The 1980s were bookended by two great cinematic slices of audience wish-fulfilment.
One was in 1987 when Patrick Swayze opined that ‘nobody puts Baby in the corner’, before dirty dancing off in to the sunset with Jennifer Grey.
And the other came five years earlier, when Richard Gere’s dashing aviation officer swept Debra Winger’s feisty factory worker in to his arms and away from her mundane life in the paper mill.
All roads in An Officer and a Gentleman, receiving its inaugural UK tour, might lead to that final moment, but it treads a somewhat darker path than that of Dirty Dancing.
Everyone has something to prove, from the rag tag bunch of air training candidates to their snarling gunnery sergeant Foley (Ray Shell here holding his own against the memory of Louis Gossett Jr’s Oscar-winning turn), ambitions to improve their lot (the girls who dream of bagging themselves a budding air ace), disappointments and vulnerability.

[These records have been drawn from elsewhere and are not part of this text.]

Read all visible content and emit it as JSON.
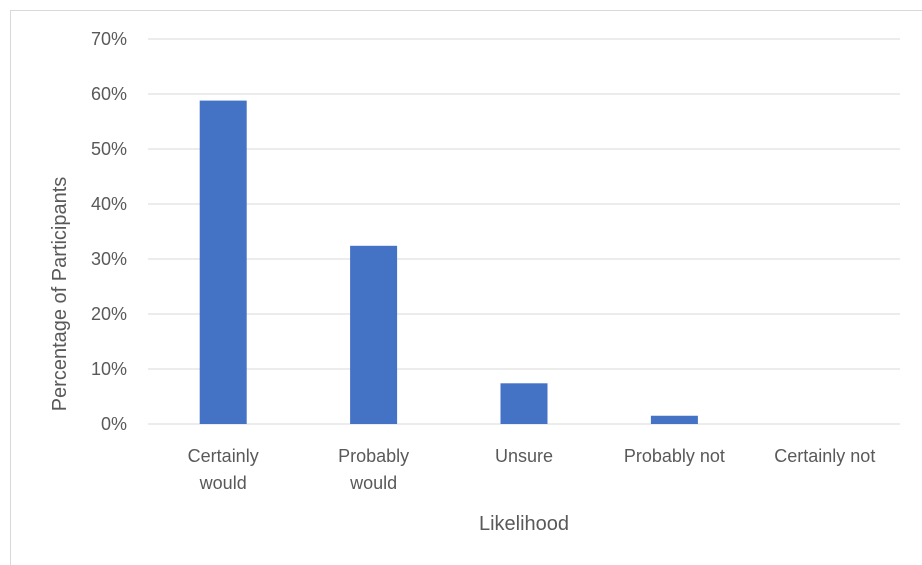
{
  "chart_data": {
    "type": "bar",
    "title": "",
    "xlabel": "Likelihood",
    "ylabel": "Percentage of Participants",
    "categories": [
      [
        "Certainly",
        "would"
      ],
      [
        "Probably",
        "would"
      ],
      [
        "Unsure"
      ],
      [
        "Probably not"
      ],
      [
        "Certainly not"
      ]
    ],
    "values": [
      58.8,
      32.4,
      7.4,
      1.5,
      0
    ],
    "ylim": [
      0,
      70
    ],
    "yticks": [
      "0%",
      "10%",
      "20%",
      "30%",
      "40%",
      "50%",
      "60%",
      "70%"
    ],
    "ytick_values": [
      0,
      10,
      20,
      30,
      40,
      50,
      60,
      70
    ],
    "grid": true,
    "legend": "none",
    "bar_color": "#4472c4",
    "grid_color": "#d9d9d9",
    "text_color": "#595959"
  }
}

Recruits and Sgt Foley. Top: Zack (Jonny Fines) and Paula (Emma Williams). Pics: Manuel Harlan
Zack Mayo (Jonny Fines) is a kid from the wrong side of the tracks who is trying to shake off his troubled upbringing to become a Navy pilot. Paula Pokrifki is the girl from the mill with dreams of swapping paper packing for noble nursing.
They meet, they fall in to bed (there's a rather awkward-to-watch stage sex scene in the second half), they fall in love – and they fall out. The course of true love never did run smooth.
Emma Williams shines as the perky Paula who determines not to get emotionally involved but can’t help herself, and she delivers a powerhouse, throat-flaying performance of Heart’s 1987 song Alone. Fines has a trickier challenge in having to overcome both the unlikeable parts of his character Mayo, and the ghost of Richard Gere hovering at his shoulder. If he doesn't always succeed, he certainly gives it a good shot.
The plot and dialogue stick closely to the original film, but the only number to survive from screen to stage is Up Where We Belong.
An Officer and a Gentleman. Photo: Manuel Harlan
Elsewhere, the story unfolds in often visually striking fashion and to a series of mostly 80s and early 90s rock numbers and power ballads – I Want to Know What Love Is, Blaze of Glory, The Final Countdown, Livin’ On a Prayer – that are thumpingly loud and as outrageously overblown as a windswept bubble perm, and yet still strangely unmoving.
It appears a case of being full of sound and fury – signifying nothing.
Director Nikolai Foster, no stranger to a big musical, keeps the narrative pace moving along, the scenes, physical squaddie segments – no bone spurs here - and songs (and some very lame stage combat) unfolding on Michael Taylor’s compact but versatile industrial-style set which has a tall, revolving metal staircase at its core.
While the road may be long, and there are definitely some mountains in the way, in the end, love lifts the audience up where it longs to belong.